The space currently leases 20 kitchen spaces permanently, with five kitchens used at an hourly rate for caterers, bakers and other entrepreneurs who do not need them full-time.

“One of our tenants produces sushi for DFW’s Costco stores,” Shin said. “So whether you’re big or small, it doesn’t matter what you cook – at the end of the day, if you’re in the food business, you need to have a commercial kitchen space.”

Many are keen to share their culture and food with the community, like Purezza’s Nidhi Mittal.

She and owner Lokesh Ashu grind the lentils with stone, the traditional way back home in India. They fill 1,000 boxes a week for delivery to South Asian grocery stores in Texas.

The cloud kitchen space helped her achieve her dream of expansion.

“From the day we started until now, it’s been a long journey. But now we really feel like we’re actually proud of ourselves,” Mittal said. “It’s great that you’ve brought a product here from your home country and you’re able to do that.

Rocky Hamsana’s family is originally from Laos, but he has a deep love for Korean cuisine. At Bop Bop, he prepares Korean barbecue bowls of sweet potato noodles, meat, rice and vegetables to take away or via his food truck. Many are beginners who eat Korean food.

The Bop-Bop

“I get a lot of these customers saying they haven’t tried it and they end up coming back to order more to take home,” he said.

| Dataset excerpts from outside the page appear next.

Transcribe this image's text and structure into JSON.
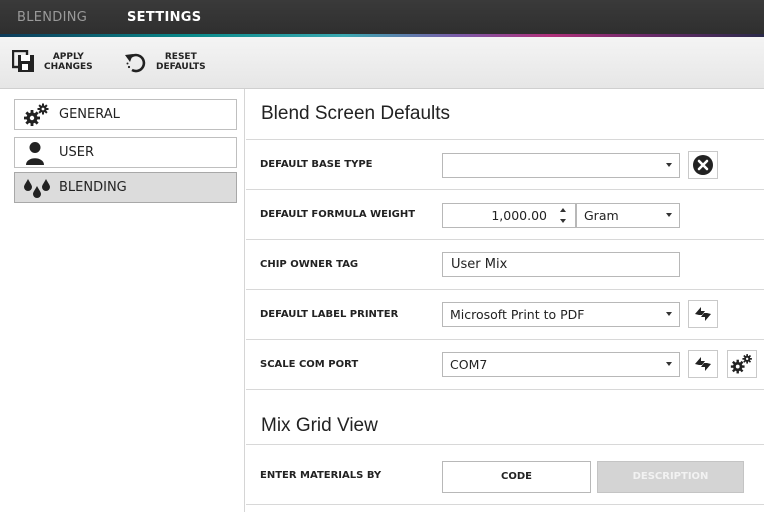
{
  "nav": {
    "tab_blending": "BLENDING",
    "tab_settings": "SETTINGS"
  },
  "toolbar": {
    "apply_line1": "APPLY",
    "apply_line2": "CHANGES",
    "reset_line1": "RESET",
    "reset_line2": "DEFAULTS"
  },
  "sidebar": {
    "items": [
      {
        "label": "GENERAL",
        "icon": "gears-icon"
      },
      {
        "label": "USER",
        "icon": "user-icon"
      },
      {
        "label": "BLENDING",
        "icon": "drops-icon",
        "active": true
      }
    ]
  },
  "blend": {
    "title": "Blend Screen Defaults",
    "base_type_label": "DEFAULT BASE TYPE",
    "base_type_value": "",
    "formula_weight_label": "DEFAULT FORMULA WEIGHT",
    "formula_weight_value": "1,000.00",
    "formula_unit": "Gram",
    "chip_owner_label": "CHIP OWNER TAG",
    "chip_owner_value": "User Mix",
    "label_printer_label": "DEFAULT LABEL PRINTER",
    "label_printer_value": "Microsoft Print to PDF",
    "scale_port_label": "SCALE COM PORT",
    "scale_port_value": "COM7"
  },
  "mixgrid": {
    "title": "Mix Grid View",
    "enter_by_label": "ENTER MATERIALS BY",
    "option_code": "CODE",
    "option_description": "DESCRIPTION",
    "selected": "CODE"
  },
  "colors": {
    "topbar": "#333333",
    "active_item": "#dcdcdc",
    "disabled_button": "#d4d4d4"
  }
}
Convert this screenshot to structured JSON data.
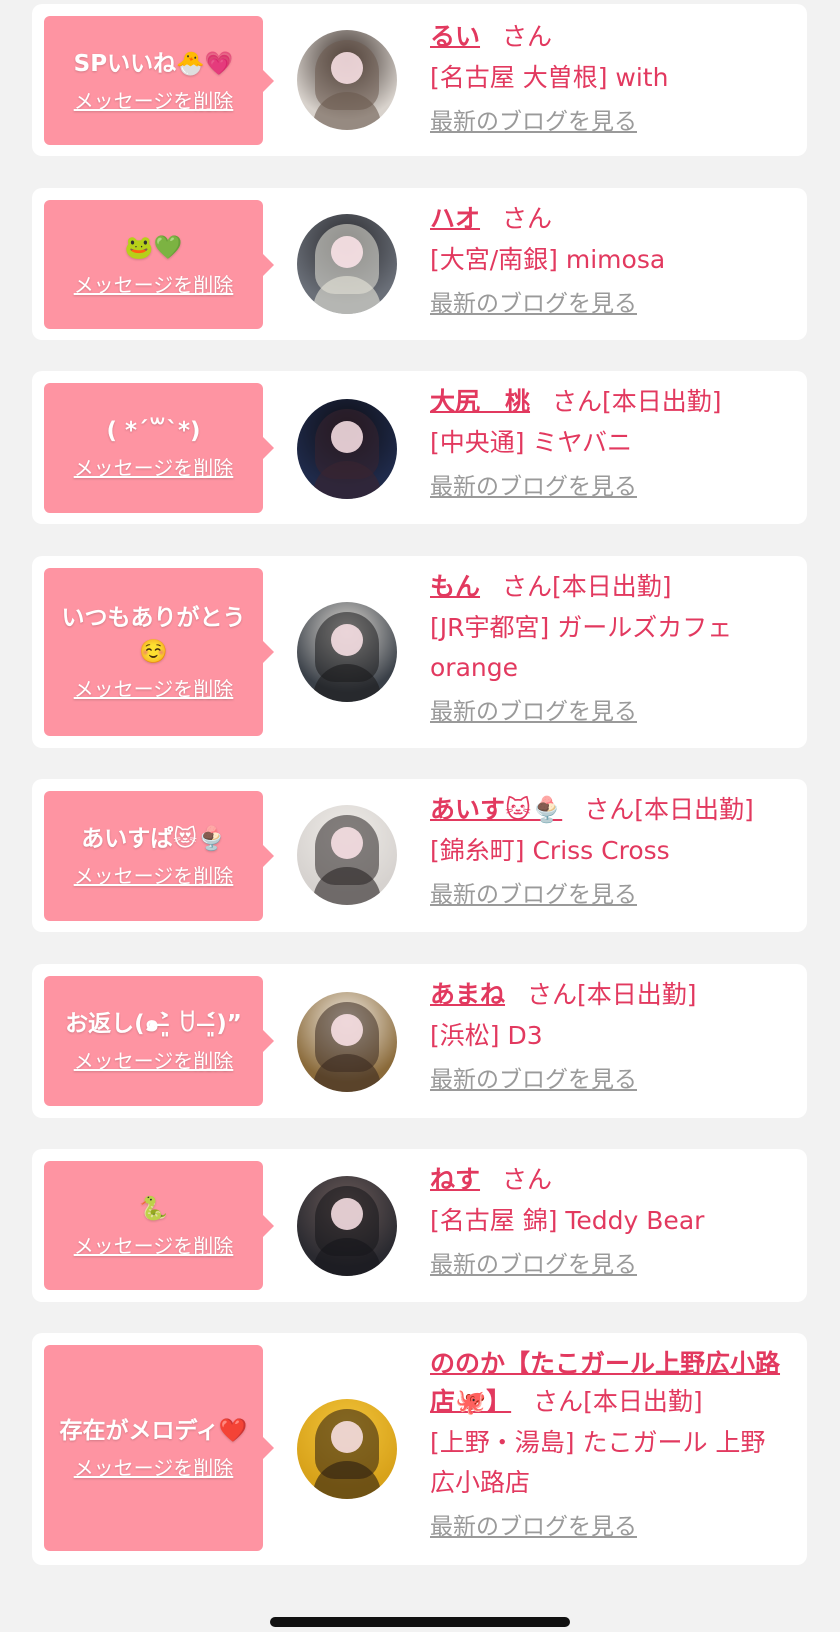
{
  "delete_label": "メッセージを削除",
  "blog_label": "最新のブログを見る",
  "san_label": "さん",
  "items": [
    {
      "message": "SPいいね🐣💗",
      "name": "るい",
      "status": "",
      "shop": "[名古屋 大曽根] with",
      "avatar_colors": [
        "#d8d2cc",
        "#6b5a4e",
        "#3a2f2a"
      ]
    },
    {
      "message": "🐸💚",
      "name": "ハオ",
      "status": "",
      "shop": "[大宮/南銀] mimosa",
      "avatar_colors": [
        "#6a6f78",
        "#e8e6da",
        "#2a2a2e"
      ]
    },
    {
      "message": "( *´꒳`*)",
      "name": "大尻　桃",
      "status": "[本日出勤]",
      "shop": "[中央通] ミヤバニ",
      "avatar_colors": [
        "#1f2a4a",
        "#3a2530",
        "#0e0e14"
      ]
    },
    {
      "message": "いつもありがとう☺️",
      "name": "もん",
      "status": "[本日出勤]",
      "shop": "[JR宇都宮] ガールズカフェ orange",
      "avatar_colors": [
        "#3a4048",
        "#1a1a1c",
        "#e0dcd6"
      ]
    },
    {
      "message": "あいすぱ😻🍨",
      "name": "あいす🐱🍨",
      "status": "[本日出勤]",
      "shop": "[錦糸町] Criss Cross",
      "avatar_colors": [
        "#d6d2cf",
        "#2a2424",
        "#efece8"
      ]
    },
    {
      "message": "お返し(๑˃̶͈̀ ꇴ ˂̶͈́)”",
      "name": "あまね",
      "status": "[本日出勤]",
      "shop": "[浜松] D3",
      "avatar_colors": [
        "#8a6a3a",
        "#3a2a20",
        "#f4eee6"
      ]
    },
    {
      "message": "🐍",
      "name": "ねす",
      "status": "",
      "shop": "[名古屋 錦] Teddy Bear",
      "avatar_colors": [
        "#2a2a30",
        "#15151a",
        "#6a5a58"
      ]
    },
    {
      "message": "存在がメロディ❤️",
      "name": "ののか【たこガール上野広小路店🐙】",
      "status": "[本日出勤]",
      "shop": "[上野・湯島] たこガール 上野広小路店",
      "avatar_colors": [
        "#d8a21a",
        "#2a1c10",
        "#f2c43a"
      ]
    }
  ]
}
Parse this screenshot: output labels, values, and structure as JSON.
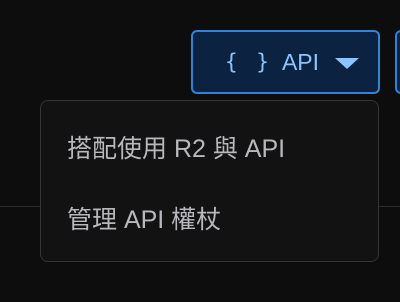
{
  "api_button": {
    "icon": "braces-icon",
    "icon_glyph": "{ }",
    "label": "API",
    "caret_icon": "caret-down-icon",
    "accent_color": "#2f83d8"
  },
  "menu": {
    "items": [
      {
        "label": "搭配使用 R2 與 API"
      },
      {
        "label": "管理 API 權杖"
      }
    ]
  }
}
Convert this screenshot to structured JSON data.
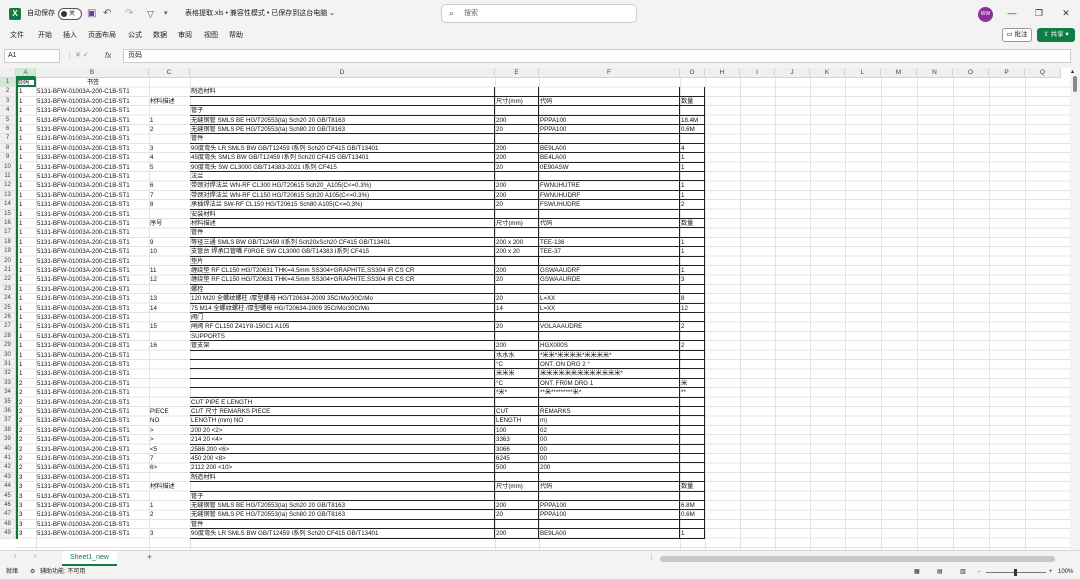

Hamsana added that the opportunities for North Texas businesses seem endless.

“It’s a good feeling because where I’m from, none of that has ever been there. I had to do it all myself and save for it, and just do it,” Hamsana said.

As demand for these flavors increases and more people move to North Texas, Revolving Kitchen now plans to expand into an even larger 35,000 square foot space in the Fairview-Allen area. Collin County has one of the fastest growing Asian American populations in Texas.

The new revolving kitchen location in downtown Fairview will include a food hall with a market and 32 additional kitchen spaces, to allow even more small businesses to thrive.

Revolving kitchen

A rendering of the interior of the new Revolving Kitchen Fairview location.

“The goal is not just, ‘OK, here’s a kitchen, go figure.’ The point is, here’s a kitchen — plus, we have all these different amenities and resources that can help you,” Shin said.

Shin is currently raising capital for further expansion through Republic, a platform that allows retail and accredited investors to put funds into startups, real estate and more. Its goal is to expand to four or five locations and bring some of the businesses from the original Garland location with it.

“I see a lot of growth here just with everyone moving here,” Hamsana said. “Hopefully we can be in every location he plans to open.”